When applying for a loan, any borrower will face the issue of insurance. And although cooperation with an insurance company is beneficial, first of all, to the bank itself, the client always pays the premiums.
The financial system works in such a way that risk insurance is often a prerequisite. When applying for almost any loan, the borrower is offered to draw up an insurance contract. On the one hand, the decision on insurance is made by the borrower himself, but often it is provided for by the package terms of the loan agreement. This is one of the ways to reduce the financial risk for the lender. In simple terms, insurance is in the interests of the bank, and it is also the beneficiary. True, in all cases, the borrower pays the insurance premiums. Of course, there is also some benefit for the client from the conclusion of an insurance contract. In the event of an insured event, the insurance company, depending on the terms of the contract, reimburses the bank for the sum insured.
Mortgage and auto insurance
If you buy a house or a car on credit, be sure that you will not get out of the collateral insurance. Moreover, you will have to take out insurance not in the first company that comes across, but only in the one recommended by the financial institution. Usually there are several accredited insurance companies to choose from. When choosing, you should pay attention to the terms of the contract and the amount of the franchise.
In addition, keep in mind that you will have to pay insurance premiums for cars or housing purchased on credit until the loan is fully repaid. The amount of the insurance premium for real estate is calculated from the assessed value of the mortgage. Car insurance is somewhat different and can be of several types. As a rule, when purchasing a brand new car on credit, you will have to insure it in full.

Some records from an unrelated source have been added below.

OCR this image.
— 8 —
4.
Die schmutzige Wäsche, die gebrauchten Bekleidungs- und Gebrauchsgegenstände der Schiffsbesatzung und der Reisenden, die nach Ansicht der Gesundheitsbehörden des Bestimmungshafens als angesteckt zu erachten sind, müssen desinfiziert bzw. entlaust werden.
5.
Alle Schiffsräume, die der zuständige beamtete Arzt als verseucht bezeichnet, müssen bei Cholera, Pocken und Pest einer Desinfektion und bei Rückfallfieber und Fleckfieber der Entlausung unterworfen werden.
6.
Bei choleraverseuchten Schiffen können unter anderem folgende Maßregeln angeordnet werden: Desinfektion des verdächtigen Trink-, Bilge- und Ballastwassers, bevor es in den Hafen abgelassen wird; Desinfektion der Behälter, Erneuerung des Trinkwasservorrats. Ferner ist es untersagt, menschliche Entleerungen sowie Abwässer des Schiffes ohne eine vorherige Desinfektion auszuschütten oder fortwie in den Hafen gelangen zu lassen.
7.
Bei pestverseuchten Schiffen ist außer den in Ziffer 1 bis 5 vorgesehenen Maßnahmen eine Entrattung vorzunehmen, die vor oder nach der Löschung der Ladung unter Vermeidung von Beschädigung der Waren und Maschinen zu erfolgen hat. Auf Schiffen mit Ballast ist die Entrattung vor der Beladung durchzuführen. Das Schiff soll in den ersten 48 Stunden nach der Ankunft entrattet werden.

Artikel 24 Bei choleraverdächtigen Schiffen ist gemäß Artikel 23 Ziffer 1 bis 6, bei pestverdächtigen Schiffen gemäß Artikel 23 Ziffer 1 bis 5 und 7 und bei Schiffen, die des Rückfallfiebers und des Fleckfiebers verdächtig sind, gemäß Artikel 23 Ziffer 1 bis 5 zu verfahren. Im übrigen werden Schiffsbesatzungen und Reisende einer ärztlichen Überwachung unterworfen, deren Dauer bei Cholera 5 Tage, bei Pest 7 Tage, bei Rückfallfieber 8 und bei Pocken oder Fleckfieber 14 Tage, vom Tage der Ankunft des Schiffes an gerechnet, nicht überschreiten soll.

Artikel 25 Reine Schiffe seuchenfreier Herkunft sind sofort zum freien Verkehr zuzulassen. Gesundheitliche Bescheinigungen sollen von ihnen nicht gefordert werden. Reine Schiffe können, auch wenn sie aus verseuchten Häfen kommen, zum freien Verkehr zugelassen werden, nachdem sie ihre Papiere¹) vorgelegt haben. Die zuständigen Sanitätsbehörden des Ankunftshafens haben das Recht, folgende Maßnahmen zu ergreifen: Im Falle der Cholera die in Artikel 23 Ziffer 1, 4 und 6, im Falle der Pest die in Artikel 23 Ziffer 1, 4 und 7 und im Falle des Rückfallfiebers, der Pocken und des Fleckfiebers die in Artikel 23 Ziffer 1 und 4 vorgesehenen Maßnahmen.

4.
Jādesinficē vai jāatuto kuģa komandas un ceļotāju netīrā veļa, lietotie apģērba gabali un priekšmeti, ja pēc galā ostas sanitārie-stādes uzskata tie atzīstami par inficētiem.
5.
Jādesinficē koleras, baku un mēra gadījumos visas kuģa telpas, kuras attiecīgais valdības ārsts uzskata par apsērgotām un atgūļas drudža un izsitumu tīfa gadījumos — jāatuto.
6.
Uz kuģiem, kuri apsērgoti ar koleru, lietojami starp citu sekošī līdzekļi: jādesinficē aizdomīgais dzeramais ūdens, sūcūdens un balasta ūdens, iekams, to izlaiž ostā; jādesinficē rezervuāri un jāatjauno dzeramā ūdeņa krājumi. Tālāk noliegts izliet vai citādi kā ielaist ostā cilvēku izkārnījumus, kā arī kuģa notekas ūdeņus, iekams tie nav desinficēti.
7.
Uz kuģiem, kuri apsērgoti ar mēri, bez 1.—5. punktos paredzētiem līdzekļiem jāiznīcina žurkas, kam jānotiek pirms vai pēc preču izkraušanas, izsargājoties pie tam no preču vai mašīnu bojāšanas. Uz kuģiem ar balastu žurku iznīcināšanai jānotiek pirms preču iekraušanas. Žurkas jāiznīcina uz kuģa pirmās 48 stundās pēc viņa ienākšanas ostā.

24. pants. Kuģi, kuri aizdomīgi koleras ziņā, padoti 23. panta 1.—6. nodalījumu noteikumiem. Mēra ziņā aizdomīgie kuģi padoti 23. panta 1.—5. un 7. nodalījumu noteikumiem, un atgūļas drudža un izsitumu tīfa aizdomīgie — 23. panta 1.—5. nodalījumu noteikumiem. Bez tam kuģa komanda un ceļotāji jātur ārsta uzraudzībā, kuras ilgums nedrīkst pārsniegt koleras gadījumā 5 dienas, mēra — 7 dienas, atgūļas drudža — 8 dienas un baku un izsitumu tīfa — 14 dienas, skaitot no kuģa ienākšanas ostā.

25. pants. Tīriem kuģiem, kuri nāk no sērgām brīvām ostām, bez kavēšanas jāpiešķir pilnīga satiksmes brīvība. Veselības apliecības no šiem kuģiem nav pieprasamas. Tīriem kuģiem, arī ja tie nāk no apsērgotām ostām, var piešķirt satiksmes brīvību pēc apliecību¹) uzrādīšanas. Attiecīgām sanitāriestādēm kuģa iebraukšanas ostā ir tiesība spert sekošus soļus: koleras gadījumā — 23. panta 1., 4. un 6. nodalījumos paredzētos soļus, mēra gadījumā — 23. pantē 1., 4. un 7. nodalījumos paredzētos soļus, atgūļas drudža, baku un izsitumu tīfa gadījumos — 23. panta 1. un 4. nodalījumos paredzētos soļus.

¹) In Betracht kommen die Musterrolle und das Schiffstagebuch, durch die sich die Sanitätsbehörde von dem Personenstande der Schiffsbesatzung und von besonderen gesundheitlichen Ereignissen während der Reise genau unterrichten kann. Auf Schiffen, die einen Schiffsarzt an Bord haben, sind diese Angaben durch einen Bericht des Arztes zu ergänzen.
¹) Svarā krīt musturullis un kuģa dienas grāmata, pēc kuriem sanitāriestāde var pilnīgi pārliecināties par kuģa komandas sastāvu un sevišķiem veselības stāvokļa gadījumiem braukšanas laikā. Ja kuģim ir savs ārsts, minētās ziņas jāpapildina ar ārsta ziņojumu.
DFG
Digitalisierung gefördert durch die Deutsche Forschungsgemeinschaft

Do not neglect the careful choice of the insurance company, because some institutions are known for their resourcefulness in paying insurance when an insured event occurs.
Borrower's life insurance
Borrower's life insurance is another type of insurance that is offered to be issued when applying to a bank for a loan. The principle of operation of such insurance is that if something happens to the borrower, his debt will not hang on his relatives. The insurance company will pay off the balance of the debt to the financial institution in full. Of course, this is beneficial for both the bank and the client. But, again, the fees are paid exclusively by the borrower.
One more point is definitely worth knowing. Insurance companies do not pay contractual obligations in the event of suicide.